Acetaminophen — sold under the brand name Tylenol by Kenvue (formerly Johnson & Johnson) and as dozens of store-brand generics by Walmart, CVS, Walgreens, Target, Costco, Meijer, and others — was the most commonly used pain reliever during pregnancy in the United States for decades. Starting with a landmark 2018 American Journal of Epidemiology meta-analysis of 130,000 mother-child pairs, and culminating in a 2021 consensus statement signed by 91 scientists published in Nature Reviews Endocrinology, accumulating evidence linked prolonged prenatal acetaminophen exposure to significantly elevated risks of autism spectrum disorder (ASD) and attention deficit hyperactivity disorder (ADHD). The federal multidistrict litigation, MDL-3043 (In re Acetaminophen — ASD/ADHD Products Liability Litigation) in the Southern District of New York, was dismissed in August 2024 after Judge Denise L. Cote excluded all plaintiffs' general causation experts under the Daubert standard.
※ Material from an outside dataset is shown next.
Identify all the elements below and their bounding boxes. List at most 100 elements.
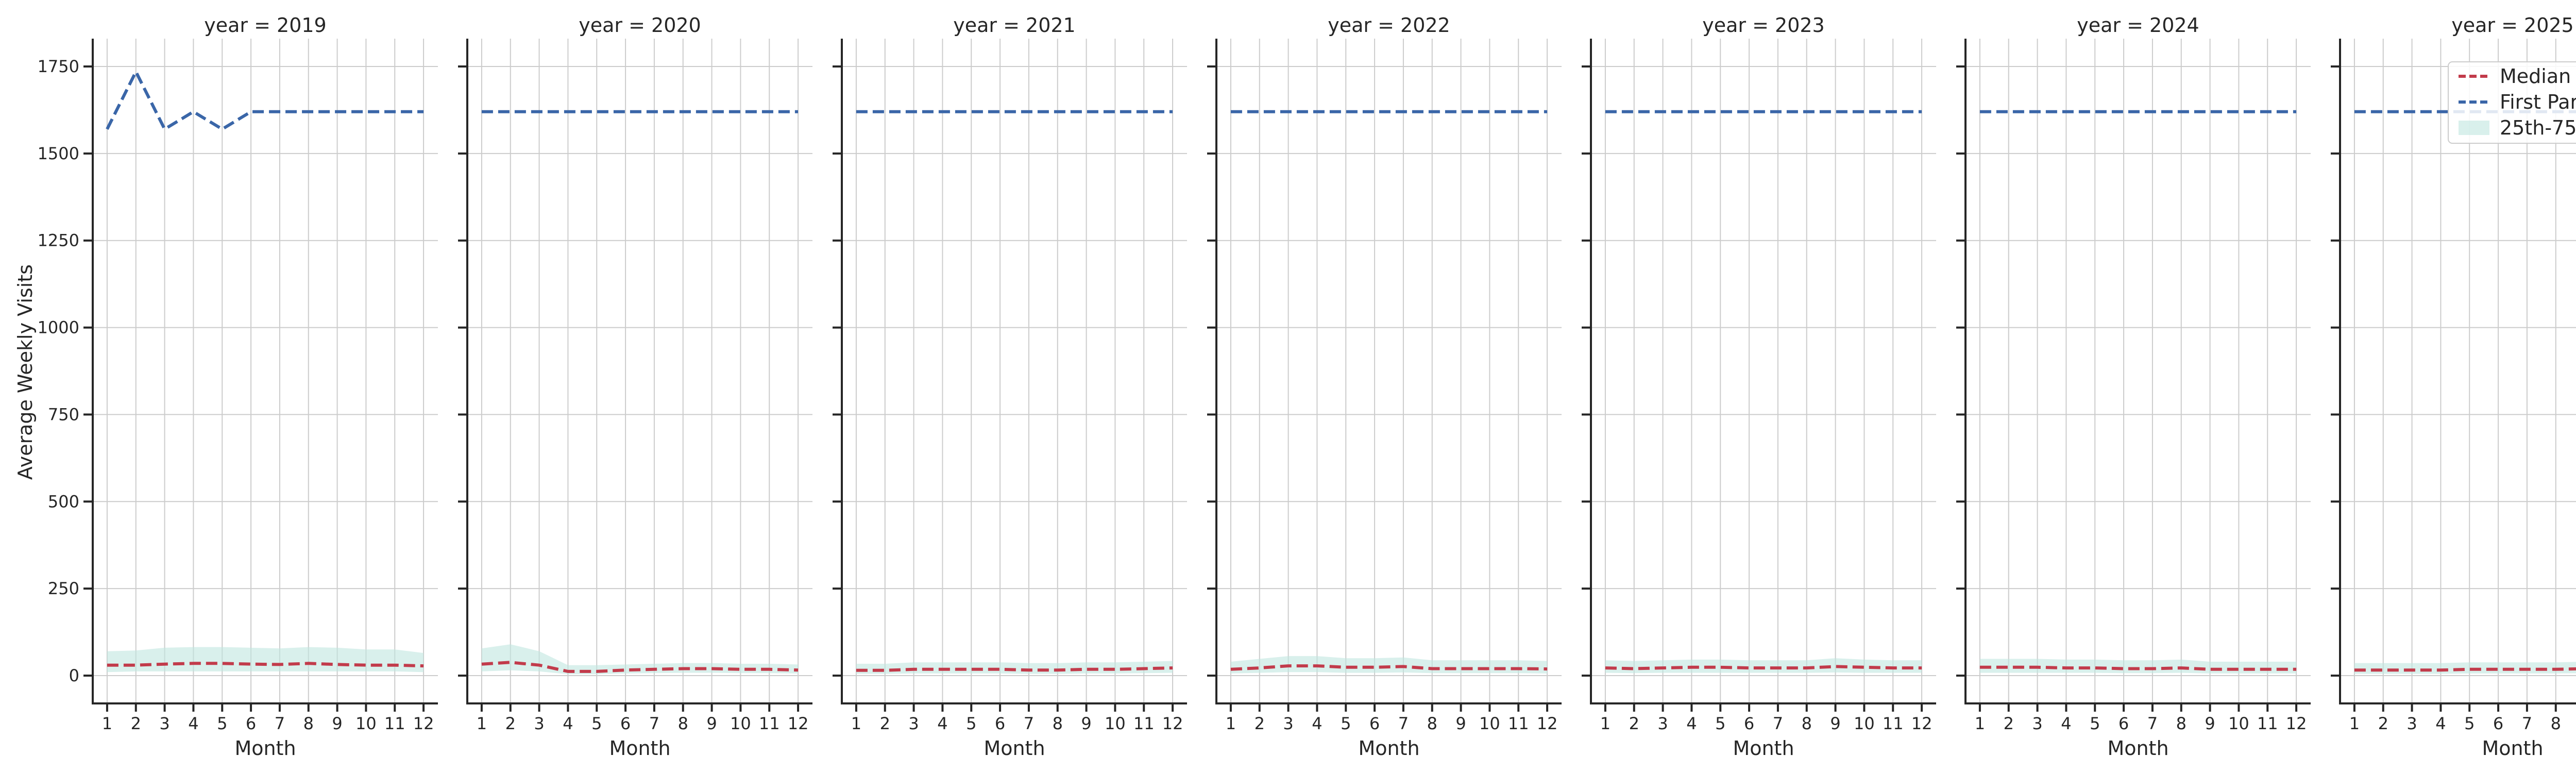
panel-title: year = 2023 — [1702, 14, 1824, 37]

Critically, the Second Circuit Court of Appeals heard oral arguments on November 17, 2025 — and two of the three judges on the panel openly questioned whether Judge Cote acted too aggressively in excluding the expert testimony. A reversal by the Second Circuit could reinstate thousands of federal cases. Separately, California state courts (Alameda County) and Illinois state courts (St. Clair, Madison, and Cook counties) have active acetaminophen-autism cases proceeding under the Frye admissibility standard, which does not apply the same gatekeeping test that closed the federal MDL. Store-brand acetaminophen users have the same legal claims as Tylenol brand users — the failure-to-warn theory applies equally to Walmart's Equate brand, CVS Health brand, Walgreens brand, Costco Kirkland brand, and all other private-label acetaminophen products.